The Destruction of California Indians: A Collection of
Documents from the Period 1847 to 1865 in Which Are Described some of the Things
that Happened to Some of the Indians of California.
Edited By Robert F. Heizer. Lincoln: University of
Nebraska Press, 1993. 321 pages. $12.95.
Reviewed by Gerald Horn, Assistant Professor, Department of
Black Studies, University of California, Santa Barbara.
The provocative title of this riveting collection of military
and governmental reports, newspaper articles and the like brings us face to
face with one of the horrors that was involved in the making of this nation.
Preexisting nations were expropriated and ousted from much of the land, often
murdered, and generally subjected to a horrendous persecution. "Ethnic
cleansing" received a dress rehearsal; precedents were established that
have reverberated to this day.
This work focuses at the start on the 1840s and concentrates
heavily on the following two decades.

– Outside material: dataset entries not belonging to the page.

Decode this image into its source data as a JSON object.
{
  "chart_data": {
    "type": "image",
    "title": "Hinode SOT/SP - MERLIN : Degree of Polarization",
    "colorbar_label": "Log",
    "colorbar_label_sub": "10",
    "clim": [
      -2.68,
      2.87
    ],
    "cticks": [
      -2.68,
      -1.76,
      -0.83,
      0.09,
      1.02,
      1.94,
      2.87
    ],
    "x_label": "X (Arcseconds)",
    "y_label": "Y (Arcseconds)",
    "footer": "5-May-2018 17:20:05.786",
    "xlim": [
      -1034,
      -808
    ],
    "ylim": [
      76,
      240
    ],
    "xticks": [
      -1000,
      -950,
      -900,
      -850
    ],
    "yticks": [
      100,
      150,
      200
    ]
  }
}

The Office of Indian Affairs, the Records
War Department and the U.S. National Archives are the sources for the military
and governmental reports. There are notations pointing to their location. As
for the newspapers, the San Francisco Bulletin, the Marysville Appeal,
the Sacramento Union, and papers in Marysville are the source for
most of the gleanings from the press.
As is apparent, much of this book focuses on Northern
California. Robert Heizer, the anthropologist from Berkeley who edited this
collection, presumably did not intend for his work to comment on an age-old
question of California history. To wit, if the north of this state has been more
forward-looking, more liberal, than the south, then this open-mindedness was
not reflected in the treatment of California Indians.
This is not to suggest that the Indians of Southern
California were treated benignly in comparison to their compatriots of the
north. As Albert L. Hurtado relates in his evocative Introduction to this text,
the "Franciscan missionaries....unintentionally introduced diseases new to
California Indians, who died at a stunningly rapid pace." (p. v) This was a
phenomenon not limited to one region. That Southern California was a hotbed of
Confederate sentiment during the U.S. Civil War is also suggestive of a
regressive approach to racial matters. Though the north and south of this state
may have disagreed on various issues over the decades, it is bracing to note
that there has been, roughly, a "bi-partisan" approach to California Indians.
It is not difficult to see parallels between and among the
hateful treatment accorded California Indians and what befell
African-Americans, Asian-Americans, and, most notably, the Mexican-derived
population. For example, there is an entire chapter on "Indians as the Butt
of Jokes" and there are many striking similarities between the humor here
and what other racial and ethnic minorities have been forced to endure in the
name of laughter.
Complicating a one-sided view of racial conflict, the editor
also includes a chapter entitled, "Indian Mistreatment of Chinese."
Those concerned about black-brown issues and/or Asian and African-American
conflict in San Diego County and elsewhere should examine this chapter.
In sum, this book provides useful background on a painful
period. It can be read profitably by all.